Despite all of that, the bees still need our help, so it’s time for you to get out there and start pollinating! People will surely notice you outside your studio apartment or perceptual landscape with your handmade organic free-range horse-hair and willow pollinating brushes, meticulously impregnating each ovule with the pollen generated by the stamen of neighboring flora. Don’t just get the obvious stuff like apple trees and heirloom cucumbers that your friend Theo planted in your would-be lawn, if you weren’t aggressively scything. Never exclude noxious weeds or other “unwanteds” as you do god’s … err … the bee’s work.
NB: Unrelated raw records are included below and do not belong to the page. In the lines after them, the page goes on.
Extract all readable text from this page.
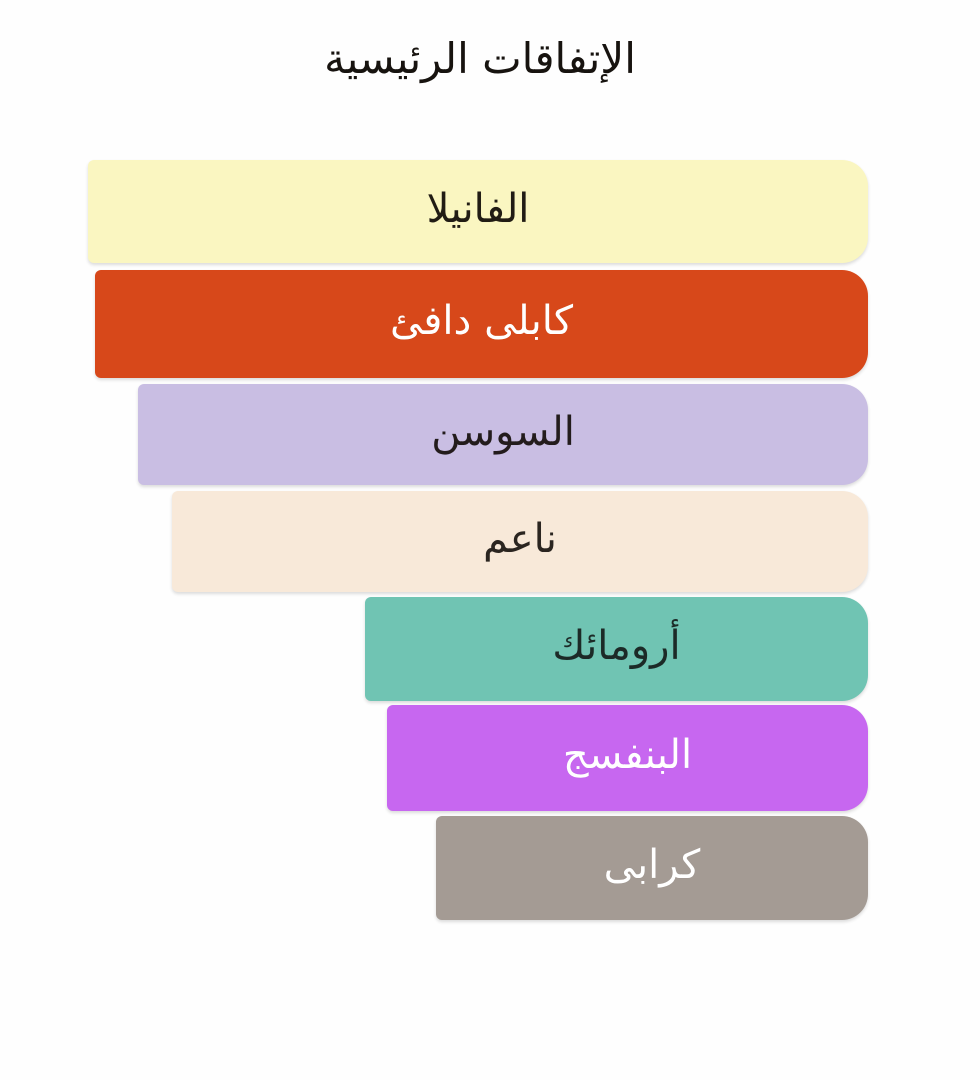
الإتفاقات الرئيسية
الفانيلا
كابلى دافئ
السوسن
ناعم
أرومائك
البنفسج
كرابى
Every species must survive, even if it does happen to be a “non-native invader.” You’re an equal-opportunity pollinator, just like the bees.
Pay no attention to the onlookers. You’ll need to focus on encouraging buzzing sounds to coax flower-love as you do your delicate work. After the entire neighborhood has received a thorough pollinating in 37 hours or so, there will be plenty of time to answer questions over at the artisan coffee shop, which you’ll love. You can talk at length about the how the specific breed of horse’s hair more accurately emulates the proboscis of would-be pollinators. “I just think we all need to work together and DO something,” you can announce proudly as the googly-eyed observers admire your pollinating instrument. “I personally think it’s the overuse of neonicotinoids in our non-organic food culture that is killing them,” you’ll deliver solemnly as you examine the remaining pollen from your last efforts to successfully fruit stinging nettles.
Godspeed, proud hominid worker bees. The world needs you, even if you don’t fully understand why.